Ahora corregía informes. Era profesor titular en el Instituto de Formación Diplomática y Consular. También tenía una empresa que daba servicios de traducción de documentos y de eventos. Su porte juvenil, a pesar de acercarse peligrosamente a los cuarenta, se debía a las muchas horas que pasaba nadando y jugando tenis, sus actividades deportivas preferidas. También jugaba ajedrez y disfrutaba del vino tinto si era en buena compañía. Esa tarde, mientras llegaba la hora de cenar, recordó una que otra aventura que involucraba una botella de vino y a Virginia… Se acercó un par de veces a la habitación hasta que finalmente tocó. Pasaban de las siete.

Se sentó en la sala a esperar con visible ansiedad, hasta que unos minutos más tarde vio las flores lilas y azules de su vestido asomarse al pasillo. Salieron en el carrito de golf hablando sobre el clima y entonces ella preguntó qué le parecía el novio de Iveth. Evidentemente ella no sabía que él los había presentado, así que sin abundar en detalles le dijo que lo conocía y era un buen muchacho.

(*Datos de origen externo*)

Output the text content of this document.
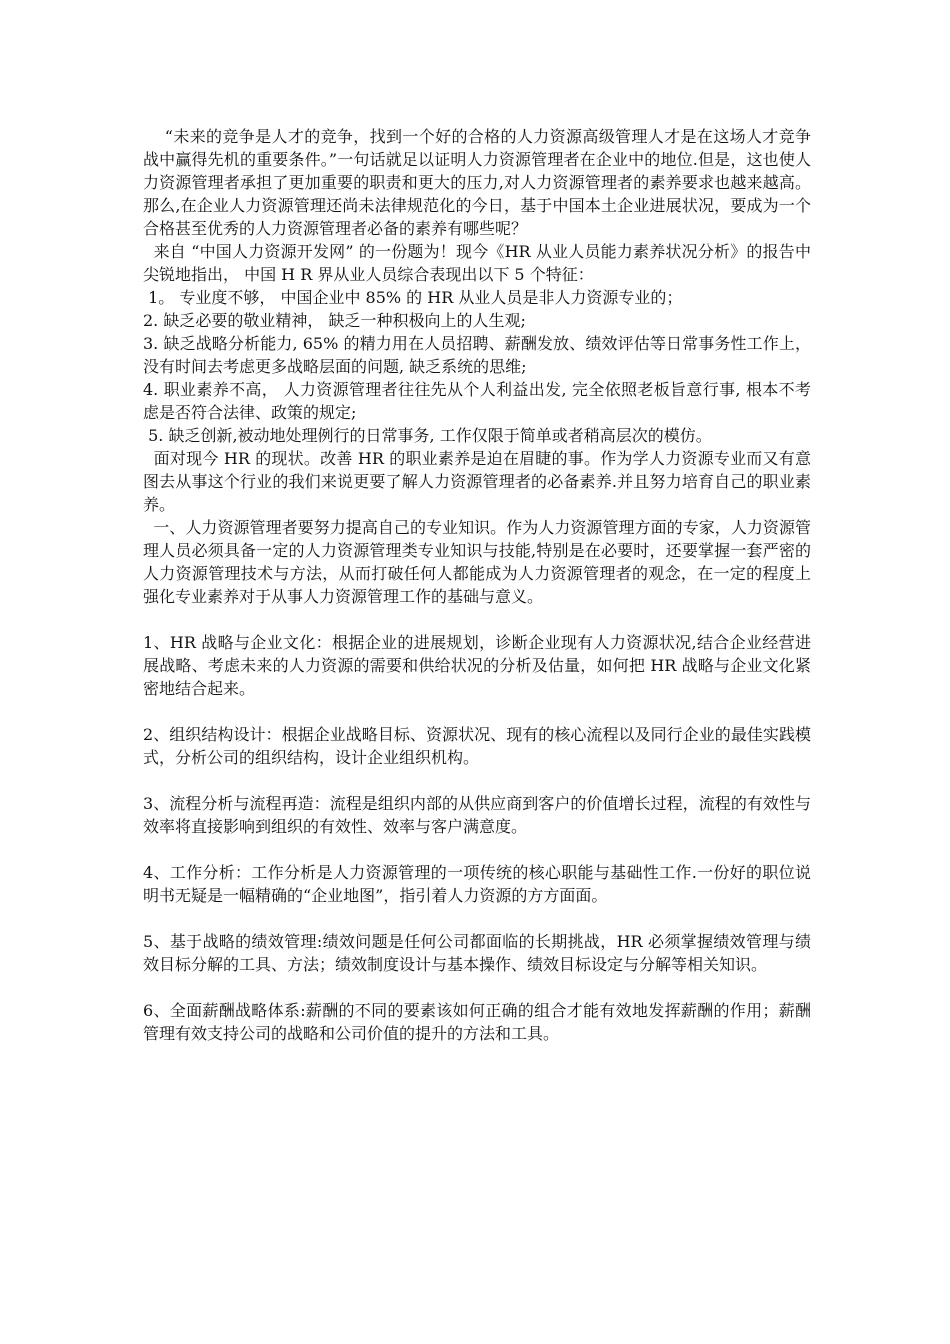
“未来的竞争是人才的竞争，找到一个好的合格的人力资源高级管理人才是在这场人才竞争战中赢得先机的重要条件。”一句话就足以证明人力资源管理者在企业中的地位.但是，这也使人力资源管理者承担了更加重要的职责和更大的压力,对人力资源管理者的素养要求也越来越高。那么,在企业人力资源管理还尚未法律规范化的今日，基于中国本土企业进展状况，要成为一个合格甚至优秀的人力资源管理者必备的素养有哪些呢？

来自 “中国人力资源开发网” 的一份题为！现今《HR 从业人员能力素养状况分析》的报告中尖锐地指出， 中国 H R 界从业人员综合表现出以下 5 个特征：

1。 专业度不够， 中国企业中 85% 的 HR 从业人员是非人力资源专业的；

2. 缺乏必要的敬业精神， 缺乏一种积极向上的人生观;

3. 缺乏战略分析能力, 65% 的精力用在人员招聘、薪酬发放、绩效评估等日常事务性工作上， 没有时间去考虑更多战略层面的问题, 缺乏系统的思维;

4. 职业素养不高， 人力资源管理者往往先从个人利益出发, 完全依照老板旨意行事, 根本不考虑是否符合法律、政策的规定;

5. 缺乏创新,被动地处理例行的日常事务, 工作仅限于简单或者稍高层次的模仿。

面对现今 HR 的现状。改善 HR 的职业素养是迫在眉睫的事。作为学人力资源专业而又有意图去从事这个行业的我们来说更要了解人力资源管理者的必备素养.并且努力培育自己的职业素养。

一、人力资源管理者要努力提高自己的专业知识。作为人力资源管理方面的专家，人力资源管理人员必须具备一定的人力资源管理类专业知识与技能,特别是在必要时，还要掌握一套严密的人力资源管理技术与方法，从而打破任何人都能成为人力资源管理者的观念，在一定的程度上强化专业素养对于从事人力资源管理工作的基础与意义。

1、HR 战略与企业文化：根据企业的进展规划，诊断企业现有人力资源状况,结合企业经营进展战略、考虑未来的人力资源的需要和供给状况的分析及估量，如何把 HR 战略与企业文化紧密地结合起来。

2、组织结构设计：根据企业战略目标、资源状况、现有的核心流程以及同行企业的最佳实践模式，分析公司的组织结构，设计企业组织机构。

3、流程分析与流程再造：流程是组织内部的从供应商到客户的价值增长过程，流程的有效性与效率将直接影响到组织的有效性、效率与客户满意度。

4、工作分析：工作分析是人力资源管理的一项传统的核心职能与基础性工作.一份好的职位说明书无疑是一幅精确的“企业地图”，指引着人力资源的方方面面。

5、基于战略的绩效管理:绩效问题是任何公司都面临的长期挑战，HR 必须掌握绩效管理与绩效目标分解的工具、方法；绩效制度设计与基本操作、绩效目标设定与分解等相关知识。

6、全面薪酬战略体系:薪酬的不同的要素该如何正确的组合才能有效地发挥薪酬的作用；薪酬管理有效支持公司的战略和公司价值的提升的方法和工具。
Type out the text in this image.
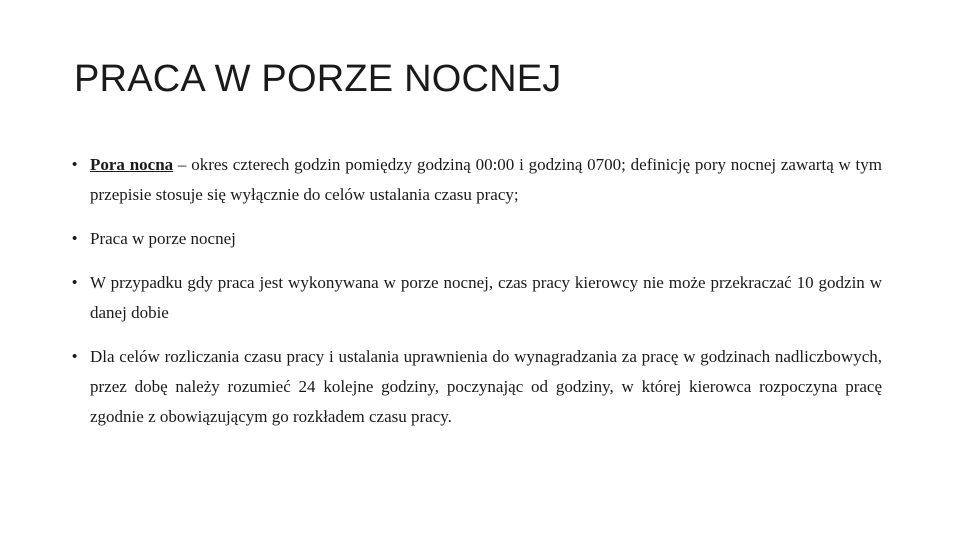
PRACA W PORZE NOCNEJ
• Pora nocna – okres czterech godzin pomiędzy godziną 00:00 i godziną 0700; definicję pory nocnej zawartą w tym przepisie stosuje się wyłącznie do celów ustalania czasu pracy;
• Praca w porze nocnej
• W przypadku gdy praca jest wykonywana w porze nocnej, czas pracy kierowcy nie może przekraczać 10 godzin w danej dobie
• Dla celów rozliczania czasu pracy i ustalania uprawnienia do wynagradzania za pracę w godzinach nadliczbowych, przez dobę należy rozumieć 24 kolejne godziny, poczynając od godziny, w której kierowca rozpoczyna pracę zgodnie z obowiązującym go rozkładem czasu pracy.
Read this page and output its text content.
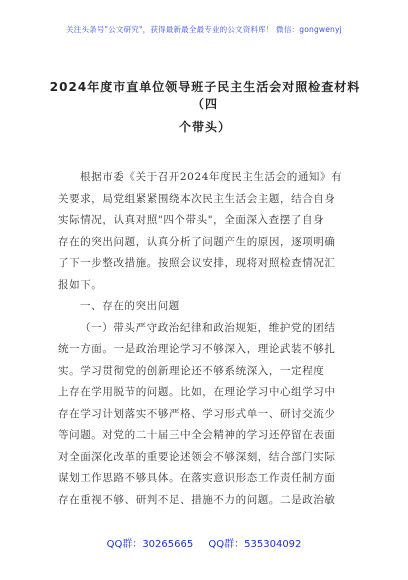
关注头条号"公文研究"，获得最新最全最专业的公文资料库！ 微信：gongwenyj
2024年度市直单位领导班子民主生活会对照检查材料（四
个带头）
根据市委《关于召开2024年度民主生活会的通知》有
关要求，局党组紧紧围绕本次民主生活会主题，结合自身
实际情况，认真对照"四个带头"，全面深入查摆了自身
存在的突出问题，认真分析了问题产生的原因，逐项明确
了下一步整改措施。按照会议安排，现将对照检查情况汇
报如下。
一、存在的突出问题
（一）带头严守政治纪律和政治规矩，维护党的团结
统一方面。一是政治理论学习不够深入，理论武装不够扎
实。学习贯彻党的创新理论还不够系统深入，一定程度
上存在学用脱节的问题。比如，在理论学习中心组学习中
存在学习计划落实不够严格、学习形式单一、研讨交流少
等问题。对党的二十届三中全会精神的学习还停留在表面
对全面深化改革的重要论述领会不够深刻，结合部门实际
谋划工作思路不够具体。在落实意识形态工作责任制方面
存在重视不够、研判不足、措施不力的问题。二是政治敏
QQ群：30265665 QQ群：535304092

La Marina estaba a cinco minutos de la villa, así que no tuvieron mucho tiempo para conversar. El recuperó algo de su cortesía característica y la ayudó a salir del carrito, pues su largo vestido se quedó atrapado en el asiento. En ese momento sus rostros estuvieron tan cerca que era difícil distinguir de lejos que no eran pareja. Caminaron juntos hacia el restaurante y la luna en cuarto menguante miraba desde lejos con curiosidad cómo una pareja y tres sombras dibujaban el suelo aquella noche de solsticio.

Capítulo 5

La algarabía de los comensales de la mesa situada al final de la terraza era insostenible. «Hoy día todos los jóvenes son escandalosos y fuman incesantemente», pensó ella; no le dijo nada a su acompañante para no parecer antipática, pero la verdad es que estaban haciendo mucho ruido y con el paso de los minutos se integraban más chicos a la mesa bulliciosa. La vista, sin embargo, era preciosa; los lujosos yates delineaban el puerto en todo su esplendor, algunos con las luces encendidas reflejando en el agua sus mástiles majestuosos. En alguno de ellos celebraban fiestas y en algún otro la desolada cubierta aguardaba ansiosa a que llegaran invitados.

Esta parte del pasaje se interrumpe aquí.